As of the 2021–22 school year, the school had an enrollment of 923 students and 94 classroom teachers (on an FTE basis), for a student–teacher ratio of 9.8:1. The school's student body was 99.2% (916) White, 0.7% (6) Asian and 0.1% (1) Black.[1]
The school says it has over 100 student clubs, in areas including the arts, languages, sciences, leadership and other interests.[12][13]
There are 25 athletic teams and seven athletic clubs in total. More than 70 percent of students participate on one or more of the sports teams and clubs. There are four basketball teams, one baseball team, two boys floor hockey teams, one girls floor hockey team, and one boys wrestling team, which consecutively won five Wittenberg wrestling titles. There are three volleyball teams – the girls volleyball teams have won the most championship games of any yeshiva volleyball team - three soccer teams, two swimming teams, three softball teams, one bowling team, and two track teams, among others. Frisch also has the first-ever yeshiva ice hockey team, which, in its first year of existence, qualified for the NJ state tournament.[14] Frisch competes in ice hockey under the supervision of the New Jersey State Interscholastic Athletic Association.[3][15] In 2016, half of Frisch's Yeshiva League sports teams qualified for the championships, and six teams won the championships.
The baseball team won three consecutive Metropolitan Yeshiva High School Athletic League titles (2014, 2015, 2016),[16][17][18] and won the Columbus Baseball Invitational yeshiva high school tournament, dubbed the "Jewish World Series", in each of 2016 and 2017.[19][20]
In 2015, Frisch won the Red Sarachek Tournament hosted by Yeshiva University for the first time. After losing in the championship game in 2013 and 2014, they defeated the Hebrew Academy of the Five Towns and Rockaway by a score of 75–73 in triple-overtime to claim the title.[21] In 2017, Frisch came back and won the Sarachek Tournament, defeating the Shalhevet Firehawks (of Los Angeles) by a score of 49–47 in the tournament final.[22]
In 2016, Frisch began hosting the Wittenberg Wrestling Tournament, after Yeshiva University announced that it would no longer host the annual event.[23]
The ice hockey team won the McMullen Cup and Monsignor Kelly Cup in 2018.[24] The team won the McMullen Cup in 2021 after defeating Scotch Plains-Fanwood High School by a score of 2-1 in the tournament final.[25]
A Chesed Society coordinates community projects throughout the year.[26] Frisch students run a winter camp for children with special needs who have off from public school during the winter break week.[27]

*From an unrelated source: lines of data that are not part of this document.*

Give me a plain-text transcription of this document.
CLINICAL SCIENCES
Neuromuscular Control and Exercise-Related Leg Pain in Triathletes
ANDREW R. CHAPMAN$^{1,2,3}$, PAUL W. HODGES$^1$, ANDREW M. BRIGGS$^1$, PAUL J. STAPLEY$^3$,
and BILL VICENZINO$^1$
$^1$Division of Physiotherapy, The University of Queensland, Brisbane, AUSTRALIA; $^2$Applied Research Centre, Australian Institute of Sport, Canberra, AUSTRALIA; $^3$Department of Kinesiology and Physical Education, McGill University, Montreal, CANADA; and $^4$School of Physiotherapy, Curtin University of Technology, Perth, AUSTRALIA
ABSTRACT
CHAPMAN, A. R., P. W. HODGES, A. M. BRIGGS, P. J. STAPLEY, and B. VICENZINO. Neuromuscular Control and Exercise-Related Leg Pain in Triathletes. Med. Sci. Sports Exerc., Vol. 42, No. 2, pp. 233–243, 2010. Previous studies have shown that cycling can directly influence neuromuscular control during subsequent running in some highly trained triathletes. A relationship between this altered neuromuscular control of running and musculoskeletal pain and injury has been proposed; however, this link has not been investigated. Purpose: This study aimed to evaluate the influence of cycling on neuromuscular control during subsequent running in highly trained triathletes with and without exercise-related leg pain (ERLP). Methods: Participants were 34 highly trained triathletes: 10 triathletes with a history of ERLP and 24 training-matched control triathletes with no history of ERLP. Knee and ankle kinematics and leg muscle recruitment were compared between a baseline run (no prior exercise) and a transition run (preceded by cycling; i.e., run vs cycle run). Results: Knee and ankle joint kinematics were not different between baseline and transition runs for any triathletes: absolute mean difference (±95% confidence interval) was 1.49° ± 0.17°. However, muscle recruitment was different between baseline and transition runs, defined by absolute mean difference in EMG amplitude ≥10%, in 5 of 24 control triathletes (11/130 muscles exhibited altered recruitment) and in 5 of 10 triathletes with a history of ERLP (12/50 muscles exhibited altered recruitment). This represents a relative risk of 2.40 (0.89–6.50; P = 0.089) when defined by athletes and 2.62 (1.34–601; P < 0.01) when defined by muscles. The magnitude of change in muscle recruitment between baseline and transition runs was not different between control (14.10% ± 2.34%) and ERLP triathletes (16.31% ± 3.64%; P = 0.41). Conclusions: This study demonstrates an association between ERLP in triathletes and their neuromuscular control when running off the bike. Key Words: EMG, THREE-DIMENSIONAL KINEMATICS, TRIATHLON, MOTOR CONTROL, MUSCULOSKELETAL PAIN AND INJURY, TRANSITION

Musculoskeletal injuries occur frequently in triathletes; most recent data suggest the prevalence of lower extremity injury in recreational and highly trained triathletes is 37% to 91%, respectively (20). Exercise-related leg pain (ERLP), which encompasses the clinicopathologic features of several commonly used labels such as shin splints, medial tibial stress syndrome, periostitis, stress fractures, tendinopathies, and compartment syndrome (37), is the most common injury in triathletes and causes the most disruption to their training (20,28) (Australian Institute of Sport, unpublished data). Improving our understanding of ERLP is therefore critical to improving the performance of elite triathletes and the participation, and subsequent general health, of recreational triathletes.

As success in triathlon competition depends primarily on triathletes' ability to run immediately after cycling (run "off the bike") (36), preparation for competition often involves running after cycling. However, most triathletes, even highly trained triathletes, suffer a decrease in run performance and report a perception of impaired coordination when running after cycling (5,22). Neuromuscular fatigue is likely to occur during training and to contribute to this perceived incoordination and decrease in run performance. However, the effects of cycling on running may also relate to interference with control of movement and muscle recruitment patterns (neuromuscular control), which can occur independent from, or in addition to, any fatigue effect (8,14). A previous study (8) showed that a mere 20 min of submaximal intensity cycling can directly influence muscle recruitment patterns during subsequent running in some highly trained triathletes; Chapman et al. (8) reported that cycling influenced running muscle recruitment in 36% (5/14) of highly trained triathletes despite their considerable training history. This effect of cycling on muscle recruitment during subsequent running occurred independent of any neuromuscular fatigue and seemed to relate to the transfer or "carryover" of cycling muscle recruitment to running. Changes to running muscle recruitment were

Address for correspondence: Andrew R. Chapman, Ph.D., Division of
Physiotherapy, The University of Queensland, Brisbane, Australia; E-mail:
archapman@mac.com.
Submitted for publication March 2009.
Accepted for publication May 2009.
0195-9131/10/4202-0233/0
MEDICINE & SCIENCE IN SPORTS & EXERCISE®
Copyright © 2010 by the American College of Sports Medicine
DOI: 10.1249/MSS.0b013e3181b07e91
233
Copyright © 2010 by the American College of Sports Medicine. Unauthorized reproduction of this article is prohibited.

In 2018, students were invited to participate in a voluntary letter writing campaign thanking President Trump if they "believe[d] that the president's decision was correct" regarding the relocation the U.S Embassy from Tel Aviv to Jerusalem. They were informed of the letter-writing campaign by the school's then-director of Israel education and faculty adviser of the school's Israel advocacy club, Rabbi David Sher. However, the letter-writing campaign itself was initiated by the Israel Advocacy organization NORPAC. Instructions for participating in the campaign included a reminder to "sign your name at the bottom," while NORPAC's boiler-plate letter praised the president's "courageous leadership" for the embassy decision.[45] Sher's email stated twice that the campaign was voluntary.[46]

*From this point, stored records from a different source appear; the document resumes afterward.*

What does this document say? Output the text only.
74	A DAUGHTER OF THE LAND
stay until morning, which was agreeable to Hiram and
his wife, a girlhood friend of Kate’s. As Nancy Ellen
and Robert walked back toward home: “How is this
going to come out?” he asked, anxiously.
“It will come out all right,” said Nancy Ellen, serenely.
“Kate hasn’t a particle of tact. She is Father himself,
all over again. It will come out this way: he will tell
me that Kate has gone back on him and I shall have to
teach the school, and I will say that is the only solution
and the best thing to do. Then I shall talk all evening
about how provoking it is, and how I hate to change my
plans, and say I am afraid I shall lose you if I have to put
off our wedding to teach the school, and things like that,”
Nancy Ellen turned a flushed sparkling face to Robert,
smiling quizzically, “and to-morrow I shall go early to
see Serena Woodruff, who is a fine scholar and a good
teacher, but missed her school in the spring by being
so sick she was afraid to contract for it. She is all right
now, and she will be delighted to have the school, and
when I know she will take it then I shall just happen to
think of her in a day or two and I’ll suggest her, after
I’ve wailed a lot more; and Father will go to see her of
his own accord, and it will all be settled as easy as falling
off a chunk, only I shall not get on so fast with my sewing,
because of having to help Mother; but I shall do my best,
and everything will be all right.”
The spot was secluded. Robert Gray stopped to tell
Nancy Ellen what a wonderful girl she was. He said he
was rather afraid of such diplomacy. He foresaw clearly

The email was sent to students without prior parental consent, and some parents at the school lodged complaints in private forums, stating that the move was "sycophantic" and that the school should be "apolitical" and not attempt to "normalize Trump."[47] Journalists at Ha'aretz and Newsweek got wind of this disapproval, and published articles implying that the school forced or strongly urged all students to write letters praising Trump.[46][48]
The school principal, Rabbi Eli Ciner, noted that these private conversations were leaked to the press also without parental consent.[49] Ciner acknowledged that parents who did not agree with Trump complained, though stressed that the campaign was "completely voluntary" and that expression of different political opinions was an expression of democracy [50] In a statement to the Jewish Telegraphic Agency, Ciner stated, “As a religious Zionist school, we encourage our students as civic minded American citizens to write to the administration when they agree or disagree with the government’s policies regarding the State of Israel. In this particular case, many of our students strongly supported the president’s decision recognizing Jerusalem as Israel’s capital.” [46]
A columnist for Jewish Telegraphic Agency wrote regarding the letter writing campaign press coverage that "behaviors considered typical going back decades" were "distorted by their proximity to the 45th president" in this particular case, commenting that:
Missing in much of the reporting was the fact that like much of the mainstream Jewish community, most Jewish schools see teaching about and advocating for Israel a central part of their mission and a key to instilling Jewish identity. If anything, Israel advocacy training has increased as Jewish organizations invest more resources in fighting the Boycott, Divestment and Sanctions movement aimed at Israel.[46]